Filing for Temporary Custody
As soon as one parent moves out of the house, or the parents separate, they need to think about what they’re going to do about child custody. Usually during this time the parents are in a stage of waiting. They are waiting to see how the separation turns out, or they are waiting for a divorce to finalize. Since the final circumstances are unclear, the parents should come up with a temporary child custody arrangement. They can do this by filing for temporary custody. Here are some suggestions if you are in the situation.
- Filing for temporary custody is similar to filing for child custody. You simply go to the courthouse (or you can look for the right forms online) and fill out some papers. In temporary custody, you will be assigned a court date within a week or two. On that date, the parents will meet with the judge in a meeting and they will work out the temporary custody agreement. The judge will put a date when the agreement ends–usually the day of the final custody hearing.
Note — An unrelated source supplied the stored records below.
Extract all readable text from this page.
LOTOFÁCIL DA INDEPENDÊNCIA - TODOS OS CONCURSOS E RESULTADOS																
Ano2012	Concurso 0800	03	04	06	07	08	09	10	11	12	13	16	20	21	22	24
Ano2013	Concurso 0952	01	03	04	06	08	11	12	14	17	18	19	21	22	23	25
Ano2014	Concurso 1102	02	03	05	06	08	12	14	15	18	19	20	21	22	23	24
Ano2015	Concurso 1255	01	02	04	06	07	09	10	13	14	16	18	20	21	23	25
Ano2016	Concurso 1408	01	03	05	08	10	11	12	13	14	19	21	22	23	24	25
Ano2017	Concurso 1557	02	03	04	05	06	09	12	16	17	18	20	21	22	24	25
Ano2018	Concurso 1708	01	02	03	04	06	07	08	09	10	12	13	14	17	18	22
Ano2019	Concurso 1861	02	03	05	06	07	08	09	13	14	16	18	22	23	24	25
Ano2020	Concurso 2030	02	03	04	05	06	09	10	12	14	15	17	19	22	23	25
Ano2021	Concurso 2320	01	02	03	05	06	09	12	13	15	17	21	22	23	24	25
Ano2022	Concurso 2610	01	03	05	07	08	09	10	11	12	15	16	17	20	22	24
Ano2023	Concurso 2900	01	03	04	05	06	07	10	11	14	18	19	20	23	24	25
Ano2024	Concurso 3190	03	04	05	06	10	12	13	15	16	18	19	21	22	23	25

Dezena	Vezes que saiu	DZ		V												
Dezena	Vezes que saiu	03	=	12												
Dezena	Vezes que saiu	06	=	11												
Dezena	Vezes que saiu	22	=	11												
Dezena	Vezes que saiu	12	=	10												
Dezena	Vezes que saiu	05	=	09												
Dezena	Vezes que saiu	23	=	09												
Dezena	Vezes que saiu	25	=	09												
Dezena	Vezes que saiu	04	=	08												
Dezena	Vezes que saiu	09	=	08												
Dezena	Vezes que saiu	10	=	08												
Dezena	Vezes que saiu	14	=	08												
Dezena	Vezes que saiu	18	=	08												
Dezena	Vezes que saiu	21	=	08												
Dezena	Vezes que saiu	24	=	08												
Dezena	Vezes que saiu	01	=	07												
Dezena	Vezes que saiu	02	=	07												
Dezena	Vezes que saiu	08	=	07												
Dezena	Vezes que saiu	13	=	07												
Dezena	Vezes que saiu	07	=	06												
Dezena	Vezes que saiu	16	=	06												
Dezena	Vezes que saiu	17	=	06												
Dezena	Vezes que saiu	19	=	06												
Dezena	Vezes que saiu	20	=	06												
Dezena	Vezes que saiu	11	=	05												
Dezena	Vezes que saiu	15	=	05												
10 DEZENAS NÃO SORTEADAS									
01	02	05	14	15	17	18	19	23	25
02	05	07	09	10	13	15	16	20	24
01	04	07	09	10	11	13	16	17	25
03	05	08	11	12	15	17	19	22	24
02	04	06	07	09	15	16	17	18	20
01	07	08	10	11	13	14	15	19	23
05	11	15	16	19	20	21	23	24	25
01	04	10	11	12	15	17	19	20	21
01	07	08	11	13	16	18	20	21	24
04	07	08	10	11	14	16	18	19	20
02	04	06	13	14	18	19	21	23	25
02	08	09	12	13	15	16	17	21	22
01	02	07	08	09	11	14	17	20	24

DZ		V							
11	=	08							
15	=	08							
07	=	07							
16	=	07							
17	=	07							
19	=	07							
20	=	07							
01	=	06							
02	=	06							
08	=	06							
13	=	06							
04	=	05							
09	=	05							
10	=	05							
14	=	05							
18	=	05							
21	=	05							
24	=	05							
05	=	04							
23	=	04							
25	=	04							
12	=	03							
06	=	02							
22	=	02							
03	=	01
- To prepare for your temporary custody meeting, you should meet with the other parent and try to work out the custody arrangements you want. You will need to figure out where the children will live and how often they will meet with the other parent.
- Work out a custody and visitation schedule and calendar that you can show the judge. If you and the other parent can figure it out together and both agree on it, things are easier. It really is best if you both can show the judge what you want–then it will just be accepted.
- If you and the other parent are not able to work things out, you should prepare to present what you want for temporary custody. Work out a custody and visitation schedule and include a calendar. Mark out the time each parent has with the children and be prepared to explain why this is the best arrangement for the children.
- Remember that the temporary custody arrangements have a big impact on the permanent child custody arrangements. If the temporary agreement is working for the kids, the courts will usually adopt it as the permanent arrangement. So, don’t accept things for temporary custody that you wouldn’t want to last forever.